Introduction: Strokes are one of the leading causes of morbidity and mortality in the world and its cost of management has vastly increased; an effective prediction tool that utilizes artificial intelligence to lower the rate of stroke-related readmissions has the potential to lower healthcare costs and increase the quality of provider care. We hypothesize that machine learning techniques are superior to traditional statistics when determining the likelihood of 30-day readmission for Jefferson’s stroke patients.
Methods: Jefferson’s existing data on stroke patients were cleaned, aggregated, and prepared to be split into train and test sets. Using the train sets, machine learning (ML) models such as Random Forest, Support Vector Machines, and Neural Networks were trained to assess the risk of readmission. Each model’s accuracy and precision were captured in the form of confusion matrices, AUCs, and more to reveal the most superior ML method in assessing this risk. These results were then compared to the readmission risk determined by traditional statistics.

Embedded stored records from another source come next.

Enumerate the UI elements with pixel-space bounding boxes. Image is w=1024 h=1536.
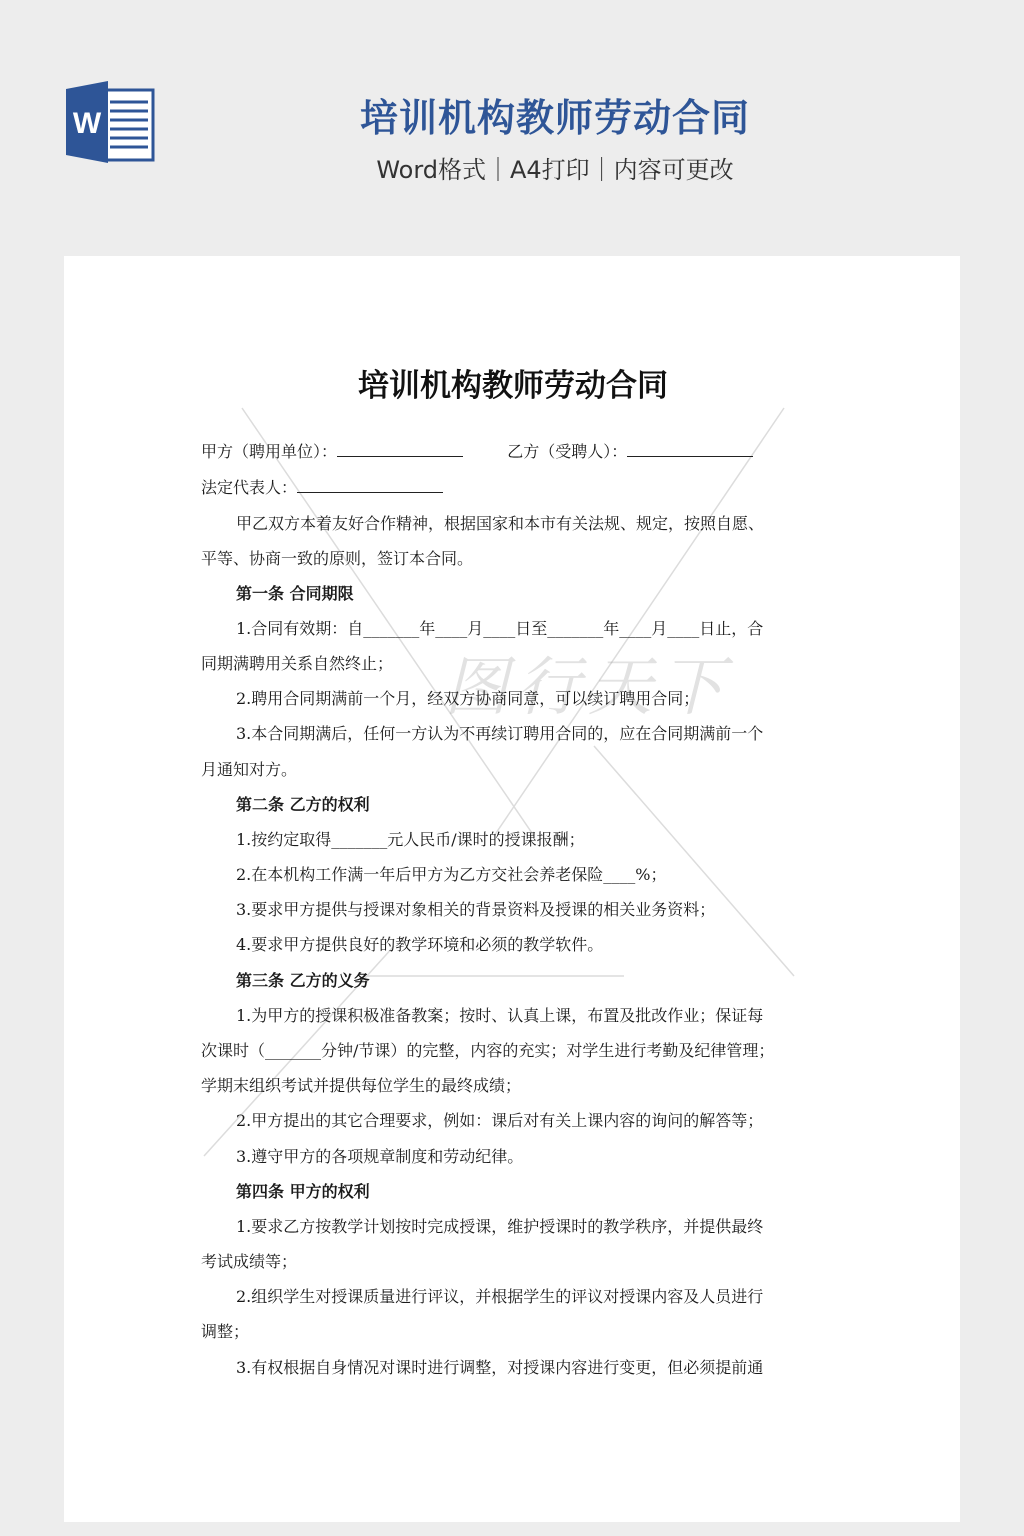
document-page: 图行天下 培训机构教师劳动合同 甲方（聘用单位）： 乙方（受聘人）： 法定代表人… (64, 256, 960, 1522)
clause-line: 1.按约定取得_______元人民币/课时的授课报酬； (236, 828, 585, 852)
clause-line: 2.聘用合同期满前一个月，经双方协商同意，可以续订聘用合同； (236, 687, 699, 711)
section-heading: 第三条 乙方的义务 (236, 969, 370, 993)
svg-text:W: W (73, 107, 102, 140)
clause-line: 3.遵守甲方的各项规章制度和劳动纪律。 (236, 1145, 523, 1169)
preamble-line: 平等、协商一致的原则，签订本合同。 (201, 547, 473, 571)
clause-line: 2.组织学生对授课质量进行评议，并根据学生的评议对授课内容及人员进行 (236, 1285, 763, 1309)
header-banner: W 培训机构教师劳动合同 Word格式｜A4打印｜内容可更改 (0, 0, 1024, 256)
watermark-text: 图行天下 (444, 636, 732, 728)
section-heading: 第二条 乙方的权利 (236, 793, 370, 817)
document-title: 培训机构教师劳动合同 (201, 364, 825, 408)
clause-line: 1.为甲方的授课积极准备教案；按时、认真上课，布置及批改作业；保证每 (236, 1004, 763, 1028)
banner-title: 培训机构教师劳动合同 (300, 92, 810, 144)
clause-line: 4.要求甲方提供良好的教学环境和必须的教学软件。 (236, 933, 603, 957)
party-a-blank[interactable] (337, 440, 463, 457)
clause-line: 考试成绩等； (201, 1250, 297, 1274)
party-a-label: 甲方（聘用单位）： (201, 442, 337, 461)
preamble-line: 甲乙双方本着友好合作精神，根据国家和本市有关法规、规定，按照自愿、 (236, 512, 764, 536)
clause-line: 3.要求甲方提供与授课对象相关的背景资料及授课的相关业务资料； (236, 898, 715, 922)
clause-line: 学期末组织考试并提供每位学生的最终成绩； (201, 1074, 521, 1098)
clause-line: 3.本合同期满后，任何一方认为不再续订聘用合同的，应在合同期满前一个 (236, 722, 763, 746)
legal-rep-label: 法定代表人： (201, 478, 297, 497)
clause-line: 次课时（_______分钟/节课）的完整，内容的充实；对学生进行考勤及纪律管理； (201, 1039, 774, 1063)
banner-subtitle: Word格式｜A4打印｜内容可更改 (300, 152, 810, 188)
section-heading: 第一条 合同期限 (236, 582, 354, 606)
section-heading: 第四条 甲方的权利 (236, 1180, 370, 1204)
clause-line: 月通知对方。 (201, 758, 297, 782)
clause-line: 2.在本机构工作满一年后甲方为乙方交社会养老保险____%； (236, 863, 666, 887)
clause-line: 1.合同有效期：自_______年____月____日至_______年____… (236, 617, 763, 641)
party-b-blank[interactable] (627, 440, 753, 457)
legal-rep-line: 法定代表人： (201, 476, 443, 500)
party-b-label: 乙方（受聘人）： (507, 442, 627, 461)
legal-rep-blank[interactable] (297, 476, 443, 493)
party-line: 甲方（聘用单位）： 乙方（受聘人）： (201, 440, 753, 464)
clause-line: 1.要求乙方按教学计划按时完成授课，维护授课时的教学秩序，并提供最终 (236, 1215, 763, 1239)
word-doc-icon: W (64, 81, 156, 163)
clause-line: 调整； (201, 1320, 249, 1344)
clause-line: 2.甲方提出的其它合理要求，例如：课后对有关上课内容的询问的解答等； (236, 1109, 763, 1133)
clause-line: 同期满聘用关系自然终止； (201, 652, 393, 676)
clause-line: 3.有权根据自身情况对课时进行调整，对授课内容进行变更，但必须提前通 (236, 1356, 763, 1380)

Results: After training the ML models, the test sets were inputted to determine how accurately they could predict a stroke patient’s chance of readmission with new data. Traditional statistics (in the form of logistic regression) showed an accuracy of 84%. The ML methods utilized resulted in the following accuracies: Random Forest at 95.50%, SVM at 94.79%, and Neural Networks at 95.40%.
Discussion: This study not only demonstrates that machine learning methods are superior to traditional statistics in regard to determining the 30-day readmission risks for Jefferson stroke patients, but it also shows that the Random Forest model is the most accurate in doing so. The potential implications of this tool are large; its use can be seen at both the patient and the hospital levels by improving costs for the patient and the hospital as well as improving stroke education and care.
Rahi, Simran; Mitts, Sasha; Battistini, Dominick; D’Souza, Tiffany; Sadler, Bryan; Mar, Krista; DePrince, Maureen; Murphy, Deborah; and Tzeng, MD, Diana, "Readmission Risk Assessment Tool for Stroke Patients" (2021). Phase 1. Paper 5.